A Thousand Steps…

If we take a thousand steps, we’ll have travelled some distance whether we’ve reached our destination or not.

Woman descending steps on a mountaintop

Three months ago, I relapsed into a mixed mood state, having symptoms of depression and hypomania at the same time.  This took me by surprise since I had been psychiatrically stable for the past several years.  Why I slipped into this destabilized state, I do not know.

Losing myself

In response to this, the recommendation from my psychiatrist was to double the dose of one of my medications and within a few weeks my mood symptoms resolved and I felt back to my usual self.  Or so I thought.  Sometimes, it’s only in retrospect that I realize that all has not been not so well.  It was only after a month of being a good patient and taking the elevated dose that it was obvious that something was wrong.  I wasn’t having mood symptoms but I was lifeless without any interest in doing anything at all.  I’d just lay around all day not writing, cooking, exercising or otherwise engaging in my life.  This wasn’t depression, it was a side effect of the medication.  I made the decision on my own to return to the lower dosage and a few days later, emerged from my deadened state.  I was alive again.  I know that despite feeling better, on this current regimen, my mood symptoms are going to express themselves and I will become ill again.

The half or zero dose guy

If halving my medication caused me to re-awaken, how could I be sure that the remaining dosage wasn’t having some deleterious effect?  If I stopped taking it all together, might I become even more alive?  Who am I? Am I the half dose guy or the zero dose guy? Am I still trapped beneath the weight of this smaller pill I take everyday?  I’m tempted to experiment and stop all my meds and find the answer.  I understand non-adherence to recommended care.

A thousand steps…and more

I continue to face what many who have psychiatric disorders face.  Still searching, after so many years, for that combination of medications that will stabilize my mood yet won’t suffocate the real me.  As a psychiatrist, I understand the challenges of this delicate balancing act.  That said, I’m rather frustrated and pissed off that I’m forced to continue this wearying journey.  It seems, at times, that there is no end in sight but I have no option other than to soldier on in this (so far) elusive search. I don’t think my feelings arise from a place of self pity. They are instead a sober realization that a thousand steps hasn’t been nearly enough.

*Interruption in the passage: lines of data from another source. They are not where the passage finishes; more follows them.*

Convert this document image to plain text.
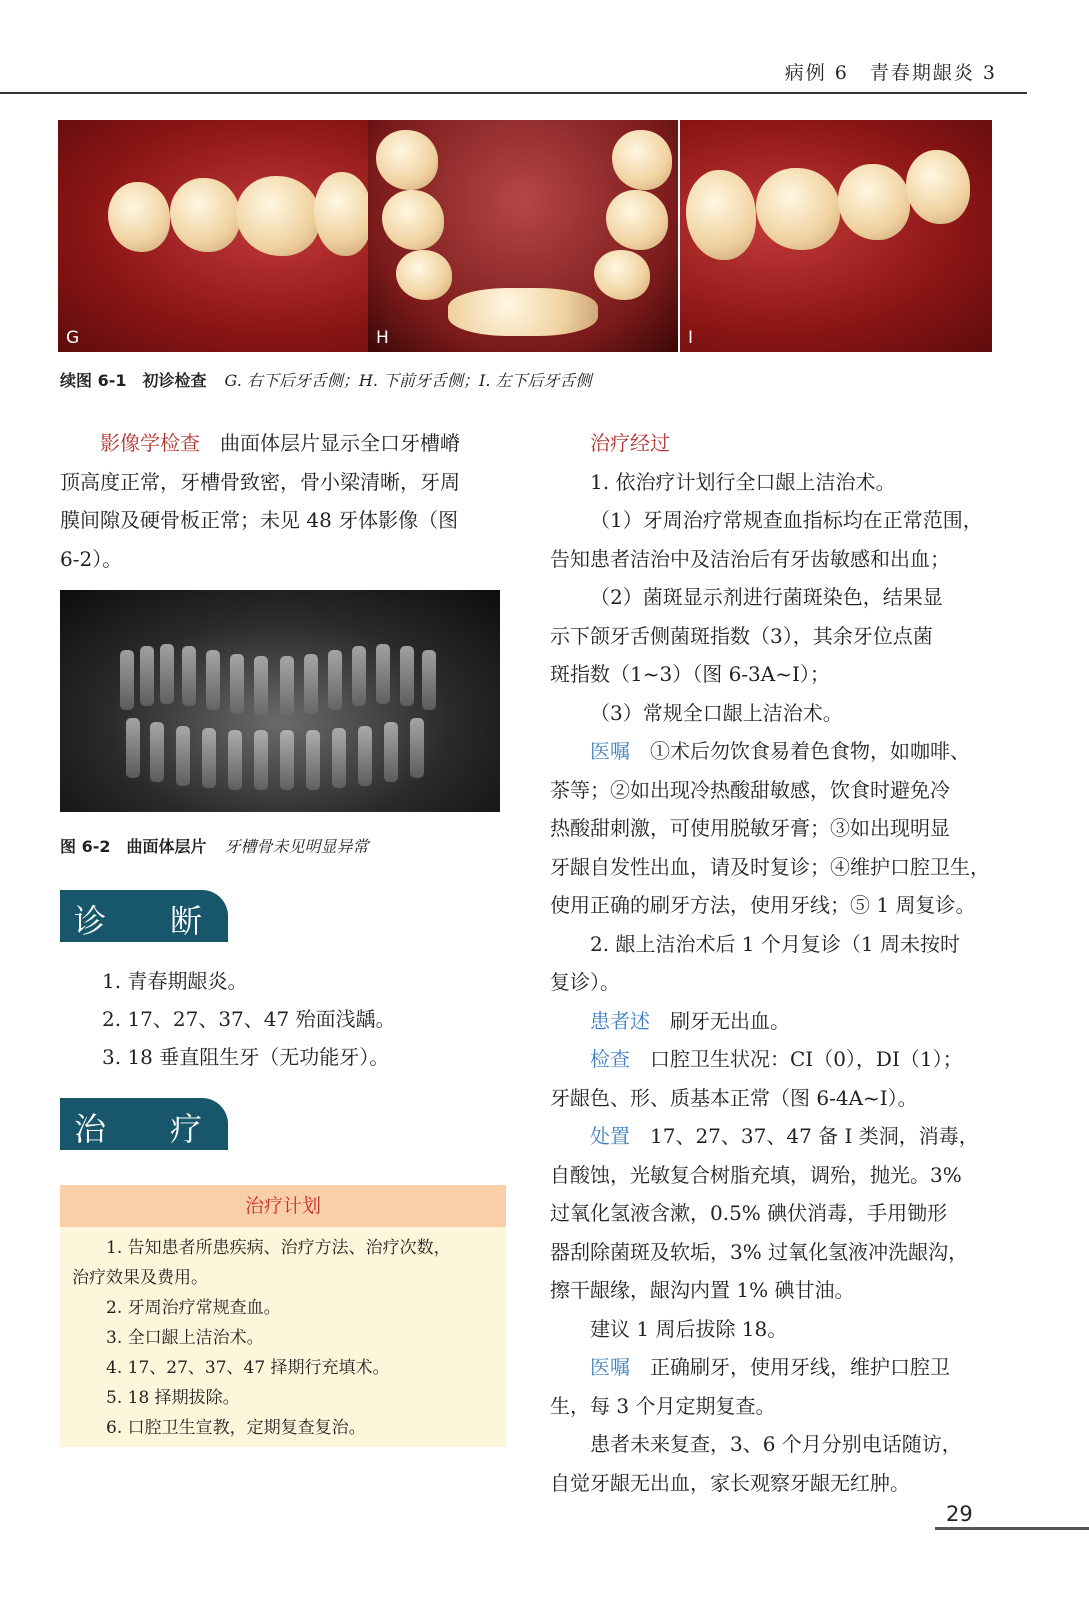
病例 6　青春期龈炎 3
G	H	I
续图 6-1　初诊检查 G. 右下后牙舌侧；H. 下前牙舌侧；I. 左下后牙舌侧
影像学检查　 曲面体层片显示全口牙槽嵴
顶高度正常，牙槽骨致密，骨小梁清晰，牙周
膜间隙及硬骨板正常；未见 48 牙体影像（图
6-2）。
图 6-2　曲面体层片 牙槽骨未见明显异常
诊　　断
1. 青春期龈炎。
2. 17、27、37、47 殆面浅龋。
3. 18 垂直阻生牙（无功能牙）。
治　　疗
治疗计划
1. 告知患者所患疾病、治疗方法、治疗次数，
治疗效果及费用。
2. 牙周治疗常规查血。
3. 全口龈上洁治术。
4. 17、27、37、47 择期行充填术。
5. 18 择期拔除。
6. 口腔卫生宣教，定期复查复治。
治疗经过
1. 依治疗计划行全口龈上洁治术。
（1）牙周治疗常规查血指标均在正常范围，
告知患者洁治中及洁治后有牙齿敏感和出血；
（2）菌斑显示剂进行菌斑染色，结果显
示下颌牙舌侧菌斑指数（3），其余牙位点菌
斑指数（1~3）（图 6-3A~I）；
（3）常规全口龈上洁治术。
医嘱　 ①术后勿饮食易着色食物，如咖啡、
茶等；②如出现冷热酸甜敏感，饮食时避免冷
热酸甜刺激，可使用脱敏牙膏；③如出现明显
牙龈自发性出血，请及时复诊；④维护口腔卫生，
使用正确的刷牙方法，使用牙线；⑤ 1 周复诊。
2. 龈上洁治术后 1 个月复诊（1 周未按时
复诊）。
患者述　 刷牙无出血。
检查　 口腔卫生状况：CI（0），DI（1）；
牙龈色、形、质基本正常（图 6-4A~I）。
处置　 17、27、37、47 备 I 类洞，消毒，
自酸蚀，光敏复合树脂充填，调殆，抛光。3%
过氧化氢液含漱，0.5% 碘伏消毒，手用锄形
器刮除菌斑及软垢，3% 过氧化氢液冲洗龈沟，
擦干龈缘，龈沟内置 1% 碘甘油。
建议 1 周后拔除 18。
医嘱　 正确刷牙，使用牙线，维护口腔卫
生，每 3 个月定期复查。
患者未来复查，3、6 个月分别电话随访，
自觉牙龈无出血，家长观察牙龈无红肿。
29
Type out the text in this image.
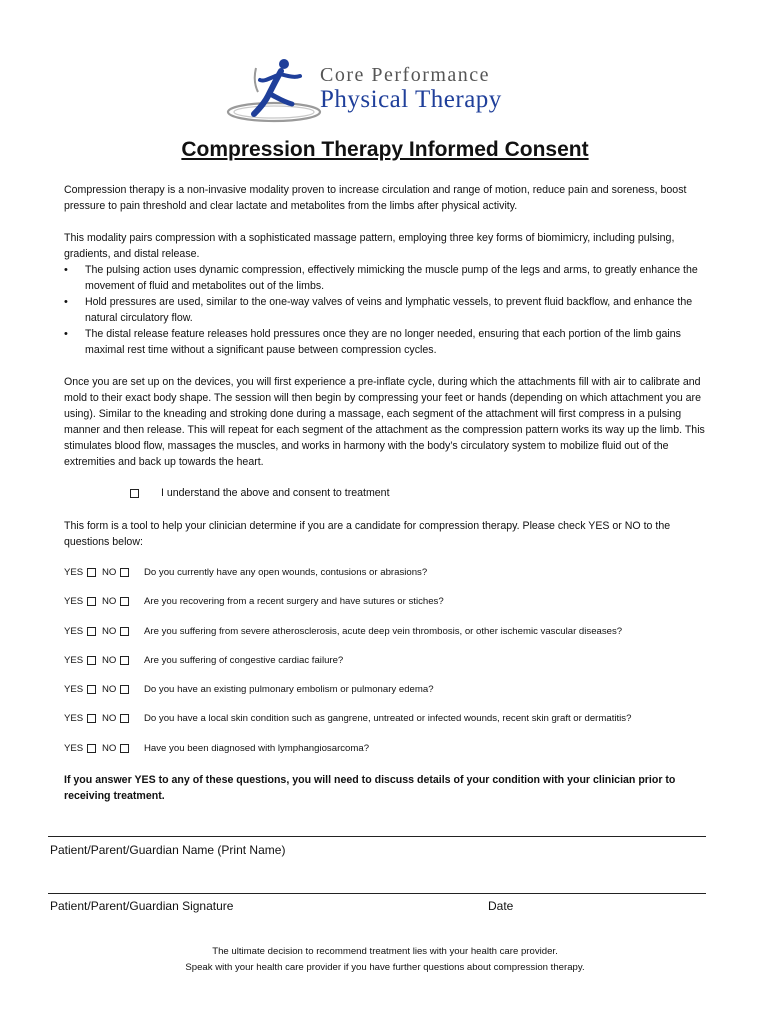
Core Performance
Physical Therapy
Compression Therapy Informed Consent
Compression therapy is a non-invasive modality proven to increase circulation and range of motion, reduce pain and soreness, boost pressure to pain threshold and clear lactate and metabolites from the limbs after physical activity.
This modality pairs compression with a sophisticated massage pattern, employing three key forms of biomimicry, including pulsing, gradients, and distal release.
• The pulsing action uses dynamic compression, effectively mimicking the muscle pump of the legs and arms, to greatly enhance the movement of fluid and metabolites out of the limbs.
• Hold pressures are used, similar to the one-way valves of veins and lymphatic vessels, to prevent fluid backflow, and enhance the natural circulatory flow.
• The distal release feature releases hold pressures once they are no longer needed, ensuring that each portion of the limb gains maximal rest time without a significant pause between compression cycles.
Once you are set up on the devices, you will first experience a pre-inflate cycle, during which the attachments fill with air to calibrate and mold to their exact body shape. The session will then begin by compressing your feet or hands (depending on which attachment you are using). Similar to the kneading and stroking done during a massage, each segment of the attachment will first compress in a pulsing manner and then release. This will repeat for each segment of the attachment as the compression pattern works its way up the limb. This stimulates blood flow, massages the muscles, and works in harmony with the body’s circulatory system to mobilize fluid out of the extremities and back up towards the heart.
I understand the above and consent to treatment
This form is a tool to help your clinician determine if you are a candidate for compression therapy. Please check YES or NO to the questions below:
YES NO	Do you currently have any open wounds, contusions or abrasions?
YES NO	Are you recovering from a recent surgery and have sutures or stiches?
YES NO	Are you suffering from severe atherosclerosis, acute deep vein thrombosis, or other ischemic vascular diseases?
YES NO	Are you suffering of congestive cardiac failure?
YES NO	Do you have an existing pulmonary embolism or pulmonary edema?
YES NO	Do you have a local skin condition such as gangrene, untreated or infected wounds, recent skin graft or dermatitis?
YES NO	Have you been diagnosed with lymphangiosarcoma?
If you answer YES to any of these questions, you will need to discuss details of your condition with your clinician prior to receiving treatment.
Patient/Parent/Guardian Name (Print Name)
Patient/Parent/Guardian Signature	Date
The ultimate decision to recommend treatment lies with your health care provider.
Speak with your health care provider if you have further questions about compression therapy.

13 thoughts on “A Thousand Steps…

  1. Dear John, I love the honesty and humility and vulnerability of what you have offered here … mood-altering drugs alter your mood, there is no doubt about it, and it is a delicate balance between taking drugs that make you more ‘functional’ and suppressing the essence of who you are. Thank God for doctors like you who honour the essence of the person and support people to live from that essence.

  2. This is the first of your posts I have read. I am currently, with the aid of my doctor, moving through a huge taper/takeaway process in my psychiatric medication.

    I am now down by six medications. This change was made over the course of about 7 months.

    My thought, as I read this, is, “Exactly how much of my song can you sing?”

    Thanks for telling me *for sure!* Someone else is out there.

  3. Hello John, I viewed Physician Living With Bipolar on YouTube and I was immediately captivated. To know that there is a Physician with the courage and moxie to embrace his diagnosis and to share his lived experience with the world caused my faith to increase and brought great joy inside my tears – THANK YOU!..

    I am unable to fully express the impact that your testimony is having on my personal wellness journey. You have gained a friend and a brother. You are NECESSARY!!!!. 👍

  4. Hello John. I viewed Physician Living with Bipolar Disorder on You Tube and I was immediately captivated. To know that there is a Physician who has the courage and the moxie to share his testimony of lived experience with the world is so impactful. You increased my faith and brought some joy inside my tears – THANK YOU!

    Know that you have gained a friend and a brother – YOU ARE NECESSARY!!!

  5. Ah John, at times not really sure where you are at here however you definitely seem to know which is the most important factor in my view. I suppose psychiatry in general can be objectively hit and miss anyway but I can imagine applying your own knowledge to yourself becomes more subjective and so all the more harder.
    From reading various topics on i.b.p.f it seems access to a psychiatrist is an easier process than here in the u.k. Of course National Health Service is free (so far) and more recently I have considered paying for a private referral after Covid priorities just for a trained person to ‘refresh’ things if they need refreshing. Being in a ‘no man’s land’ of remission for the past 17 years with an annual General Practitioner review with a bipolar label on my records somehow doesn’t sit right. Each review seems to be a tick box procedure and at the last appointment he asked me what would I do in a crisis because he didn’t know. Sodium Valporoate seems to keep me ticking along & I had 9 e.c.t sessions.
    Enough about me, I wish you all the best John and thank you for sharing your insights.